The Governor’s Palace was built from 1845 to 1848 for the “military governor along with space for imperial apartments.” The structure was erected on the highest part of the Kremlin hill where the Khan’s palace once stood, and before that, that of Volga Bulgaria. Thus, the architects sought to preserve the 1,000-year old traditions of an established administrative center. This is the heart of the Kremlin.
During the invasion of the Golden Horde, Kazan’s position only became stronger. By the 15th century, the fortress on the Kremlin hill had became the core of the Kazan Khanate, around which everything else revolved.
The ruins of the Khan’s palace remained for a long time, alongside construction of the Russian Kremlin and the head commandant’s house. During a visit to Kazan in 1836, Emperor Nicholas I ordered the construction of a new Governor’s Palace.
Striving for perfection, authorities ordered that the famous architect Konstantin Ton, who designed the Russian-Byzantine style of the Cathedral of Christ the Savior and the Grand Kremlin Palace in Russia, oversee the work for the Governor’s Palace in Kazan.
Inside the palace is a suite of rooms.
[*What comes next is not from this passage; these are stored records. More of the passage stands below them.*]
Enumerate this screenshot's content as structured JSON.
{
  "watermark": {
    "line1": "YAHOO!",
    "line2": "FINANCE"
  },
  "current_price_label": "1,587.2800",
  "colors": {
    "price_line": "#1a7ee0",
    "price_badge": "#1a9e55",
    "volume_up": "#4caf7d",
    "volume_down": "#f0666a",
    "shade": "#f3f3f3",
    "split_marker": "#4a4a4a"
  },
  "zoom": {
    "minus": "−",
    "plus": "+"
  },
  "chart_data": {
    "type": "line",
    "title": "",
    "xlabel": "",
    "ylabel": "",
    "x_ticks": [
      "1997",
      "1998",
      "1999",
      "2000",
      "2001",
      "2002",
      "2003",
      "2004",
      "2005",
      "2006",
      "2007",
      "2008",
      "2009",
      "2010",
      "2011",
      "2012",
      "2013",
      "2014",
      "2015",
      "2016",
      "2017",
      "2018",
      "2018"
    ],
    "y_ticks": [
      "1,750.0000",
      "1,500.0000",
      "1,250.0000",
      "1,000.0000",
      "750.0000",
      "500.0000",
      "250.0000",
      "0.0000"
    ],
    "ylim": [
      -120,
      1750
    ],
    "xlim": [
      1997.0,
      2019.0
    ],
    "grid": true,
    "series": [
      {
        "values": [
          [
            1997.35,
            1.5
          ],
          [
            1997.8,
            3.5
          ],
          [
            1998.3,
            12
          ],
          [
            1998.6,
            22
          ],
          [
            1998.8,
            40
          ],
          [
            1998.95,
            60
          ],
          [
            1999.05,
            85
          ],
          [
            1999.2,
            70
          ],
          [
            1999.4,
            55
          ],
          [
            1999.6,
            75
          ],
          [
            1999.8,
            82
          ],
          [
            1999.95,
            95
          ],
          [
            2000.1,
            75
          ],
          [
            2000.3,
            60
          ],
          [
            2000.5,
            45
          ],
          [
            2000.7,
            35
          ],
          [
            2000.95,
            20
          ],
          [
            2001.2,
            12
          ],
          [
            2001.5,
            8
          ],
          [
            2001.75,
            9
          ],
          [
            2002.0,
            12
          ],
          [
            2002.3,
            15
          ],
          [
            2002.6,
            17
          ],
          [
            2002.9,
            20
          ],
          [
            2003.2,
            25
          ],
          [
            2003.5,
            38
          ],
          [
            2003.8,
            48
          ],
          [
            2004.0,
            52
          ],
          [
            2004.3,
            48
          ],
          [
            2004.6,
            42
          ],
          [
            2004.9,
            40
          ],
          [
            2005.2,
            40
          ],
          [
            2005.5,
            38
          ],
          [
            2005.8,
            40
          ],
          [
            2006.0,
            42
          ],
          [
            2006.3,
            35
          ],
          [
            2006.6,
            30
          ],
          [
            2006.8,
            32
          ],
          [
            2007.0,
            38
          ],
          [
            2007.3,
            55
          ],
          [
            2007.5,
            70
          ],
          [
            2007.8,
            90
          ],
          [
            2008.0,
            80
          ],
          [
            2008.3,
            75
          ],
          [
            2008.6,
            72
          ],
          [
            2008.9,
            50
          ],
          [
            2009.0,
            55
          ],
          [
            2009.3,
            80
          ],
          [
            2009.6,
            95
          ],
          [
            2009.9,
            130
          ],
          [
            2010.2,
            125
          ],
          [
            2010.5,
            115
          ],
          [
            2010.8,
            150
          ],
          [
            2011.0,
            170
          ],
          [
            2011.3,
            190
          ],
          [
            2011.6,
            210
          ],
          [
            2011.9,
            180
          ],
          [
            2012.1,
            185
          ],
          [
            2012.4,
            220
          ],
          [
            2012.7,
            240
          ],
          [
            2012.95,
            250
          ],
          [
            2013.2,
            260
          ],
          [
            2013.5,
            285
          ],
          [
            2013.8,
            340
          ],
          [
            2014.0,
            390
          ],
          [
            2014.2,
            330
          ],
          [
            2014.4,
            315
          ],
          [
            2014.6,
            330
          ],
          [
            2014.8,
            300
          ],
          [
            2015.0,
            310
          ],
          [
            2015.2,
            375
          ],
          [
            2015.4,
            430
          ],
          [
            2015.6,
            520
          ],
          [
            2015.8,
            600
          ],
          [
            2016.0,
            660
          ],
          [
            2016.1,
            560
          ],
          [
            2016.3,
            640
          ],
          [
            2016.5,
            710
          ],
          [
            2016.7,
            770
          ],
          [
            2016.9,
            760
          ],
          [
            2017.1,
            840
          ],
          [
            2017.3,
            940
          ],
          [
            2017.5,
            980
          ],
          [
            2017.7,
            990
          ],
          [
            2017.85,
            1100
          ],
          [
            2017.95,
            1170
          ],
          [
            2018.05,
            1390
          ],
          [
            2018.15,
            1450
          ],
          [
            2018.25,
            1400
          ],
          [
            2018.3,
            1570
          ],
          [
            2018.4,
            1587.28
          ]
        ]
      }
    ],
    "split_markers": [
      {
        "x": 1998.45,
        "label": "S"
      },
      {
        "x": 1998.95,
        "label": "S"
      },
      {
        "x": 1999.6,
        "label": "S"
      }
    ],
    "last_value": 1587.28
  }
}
Mikhail Korinfsky, who also built the Georgian Cathedral of Our Lady Raifa Monastery and the main building of Kazan University, designed the interior of the palace in a Russian classical style. The Chancellery Office was located in the basement of the palace, with the Governor’s reception and living rooms situated on the first floor. More than 15 rooms on the second floor were dedicated to the Russian Emperor and his family in case they visited Kazan. Grand rooms designed for special occasions were decorated, then as now, with gold leaf, painted ceilings, and mirrors. The style of the imperial chambers changed several times by the 20th century, but always remained rather modest.
The two-story palace is connected to a service building as well as to the Palace Church through a second-story passageway. The Suyumbike Tower is also part of the palace territory.